Cet article est issu de l'ancien blog de Swile.
Cela fait bientôt 15 ans que les Français ont jeté leur dévolu sur l’afterwork, ce sacro-saint apéro post-boulot venu du monde anglo-saxon. Un petit verre pour fêter ça ? Au contraire : demain, tout porte à croire que le bureau sera moins à la fête qu’à la diète.
Octobre 2020 : sur les écrans extra-larges de toutes les (bonnes) salles obscures de France, quatre professeurs de lycée font cours ivres face à leurs élèves. Loin d’un accident, c’est une expérimentation que le réalisateur du film Drunk a voulu porter à l’écran : l'homme serait-il né avec un déficit de 0,5 grammes d'alcool dans le sang pour être pleinement fonctionnel ? C’est ce que laisserait suggérer la thèse du psychiatre norvégien Finn Skårderud qui a servi de point d’appui au long-métrage. C’est aussi la conclusion que pose plus explicitement le chercheur Andrew Jarosz, professeur de psychologie à la Mississippi State University, qui a évalué la créativité de 20 sujets après leur avoir demandé d’administrer des cocktails vodka-cranberry. Sa conclusion : Ivre, on résout les problèmes de façon plus créative.
En réalité, cela fait des siècles que les humains testent l’influence de l’alcool sur leur productivité : à l’usine, à l’atelier, à l'entrepôt ou au bureau, l’alcool a toujours accompagné les travailleurs. Churchill lui-même n’a-t-il pas mené ses troupes sous emprise ? Et Hemingway, Bacon ou Tchaïkovsky géré leur carrière d’artistes avec de l’alcool coulant dans les veines ? Lubrifiant social avéré et exutoire notoire, l’alcool a décuplé les exploits et pansé les échecs. Sauf que de la débauche à la déroute, il n’y a souvent qu’un pas. Retour en quatre grandes dates sur l’évolution de la “tise” au “taf”, et sur les signaux faibles qui laissent entrevoir la soif de sobriété des travailleurs.
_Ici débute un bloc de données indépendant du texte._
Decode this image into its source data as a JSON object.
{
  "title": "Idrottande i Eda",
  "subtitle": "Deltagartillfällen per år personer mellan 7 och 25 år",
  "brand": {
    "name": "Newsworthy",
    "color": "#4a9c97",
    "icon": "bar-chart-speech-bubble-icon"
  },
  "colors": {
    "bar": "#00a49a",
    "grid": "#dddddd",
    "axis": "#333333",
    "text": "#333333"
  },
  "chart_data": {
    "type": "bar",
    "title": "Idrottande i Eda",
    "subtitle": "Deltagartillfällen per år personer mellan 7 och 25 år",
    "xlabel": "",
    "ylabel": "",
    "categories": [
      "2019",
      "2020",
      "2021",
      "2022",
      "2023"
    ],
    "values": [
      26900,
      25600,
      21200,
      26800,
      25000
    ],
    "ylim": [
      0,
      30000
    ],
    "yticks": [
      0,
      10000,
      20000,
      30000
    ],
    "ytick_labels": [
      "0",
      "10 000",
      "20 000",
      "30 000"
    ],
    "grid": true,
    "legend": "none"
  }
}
1800 — Le verre est déjà dans le fruit
Qui trime tise ? Depuis que l’humain travaille, l’alcool l’a toujours accompagné dans sa besogne. Et pour cause, il entretient une relation de longue date avec la boisson. L’alcool marque d’abord l’ivresse originelle de Noé qui « planta la vigne et connut l’ivresse ». Il représente ensuite du courage liquide pour les guerriers de l’Antiquité. Il est également gage de sûreté au Moyen-Âge, où boire du vin est moins dangereux que de consommer de l’eau.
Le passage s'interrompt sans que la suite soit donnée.